Chauvel saute au sol, les pales soulèvent des pans de toile ; derrière certaines d’entre elles, des rangs de jeunes cadavres israéliens, mais aussi des blessés qu’il faut embarquer. Chauvel est seul valide parmi tous les blessés rangés dans l’hélico. On entend des tirs au loin. Des blindés égyptiens, en grand nombre, mais lents. Les jeeps et les hélicos israéliens sont légers, mobiles. Un homme, la face à demi-brûlée demande à Chauvel qui il est, si la France se soucie des souffrances d’Israël.
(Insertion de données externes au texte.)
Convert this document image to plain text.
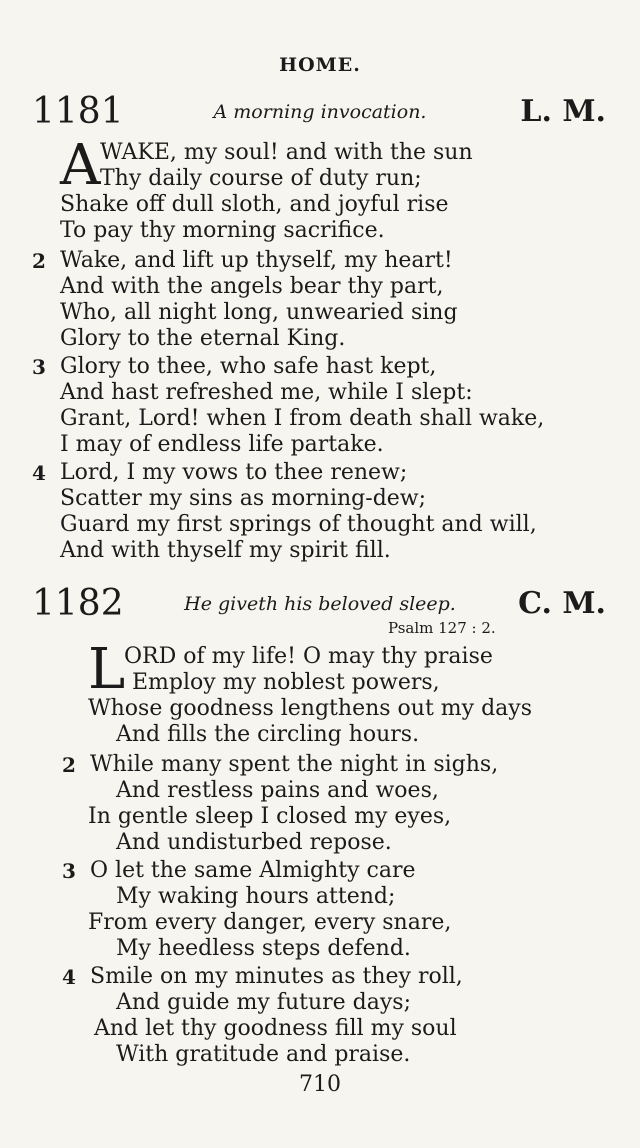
HOME.
1181	A morning invocation.	L. M.
A WAKE, my soul! and with the sun
Thy daily course of duty run;
Shake off dull sloth, and joyful rise
To pay thy morning sacrifice.
2 Wake, and lift up thyself, my heart!
And with the angels bear thy part,
Who, all night long, unwearied sing
Glory to the eternal King.
3 Glory to thee, who safe hast kept,
And hast refreshed me, while I slept:
Grant, Lord! when I from death shall wake,
I may of endless life partake.
4 Lord, I my vows to thee renew;
Scatter my sins as morning-dew;
Guard my first springs of thought and will,
And with thyself my spirit fill.
1182	He giveth his beloved sleep.	C. M.
Psalm 127 : 2.
L
ORD of my life! O may thy praise
Employ my noblest powers,
Whose goodness lengthens out my days
And fills the circling hours.
2 While many spent the night in sighs,
And restless pains and woes,
In gentle sleep I closed my eyes,
And undisturbed repose.
3 O let the same Almighty care
My waking hours attend;
From every danger, every snare,
My heedless steps defend.
4 Smile on my minutes as they roll,
And guide my future days;
And let thy goodness fill my soul
With gratitude and praise.
710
Quant à lui il demande ce qui se passe autour. Personne ne sait en fait. Chacun attend son tour d’hélico, en suivant les rotations.
Blindé bien aux aguets
Un blindé est resté en protection des hommes et des blessés. Chauvel veut monter dans la jeep d’un lieutenant qui va vers le front. Refus. Qu’il attende les hélicos, c’est le plus sage et efficace. Qu’il mange, qu’il profite du calme avec les autres, encore qu’on entende au loin des explosions. Assis en rond, sauf les hommes sur le blindé aux aguets. C’est plus fort que lui, Chauvel veut tailler la bavette avec le tankiste. Celui-ci sursaute et tombe de l’avant. Il est touché. Tout le monde se jette par terre. Deux morts, en quelques heures.
Les avions !
Que faire ? Tous vers le front, en jeep derrière des tanks. La radio hurle : les blindés ont fait une percée sur les Egyptiens et il faut « boucher l’espace vide pour éviter que l’offensive ne soit prise à revers ». Attaque aérienne ! Un des chars fume, il explose. Chauvel voit l’avion, si bas qu’il distingue la tête du pilote. Il reçoit des projectiles à la figure : ouf ! que des douilles du fusil mitrailleur de la jeep. Le mitrailleur essaie tout ce qu’il peut sur l’avion de la mort. Un hurlement de réacteurs derrière eux. Des explosions dans le ciel. Un mirage ! Un avion israélien qui rase les dunes abat l’avion ennemi. Un parachute se balance dans l’air bouillant. C’est le pilote égyptien. Il va avoir un sacré comité d’accueil. La jeep redémarre à fond. Réflexion de Chauvel :
"Je viens de subir une attaque aérienne, avec un char tapi, suivie d’un combat aérien, avec un zinc abattu ! Ça n’a duré que quelques minutes. Le temps de comprendre, c’est déjà terminé. Je n’ai fait que quinze photos. C’est monstrueux ! Le calme s’installe partout maintenant."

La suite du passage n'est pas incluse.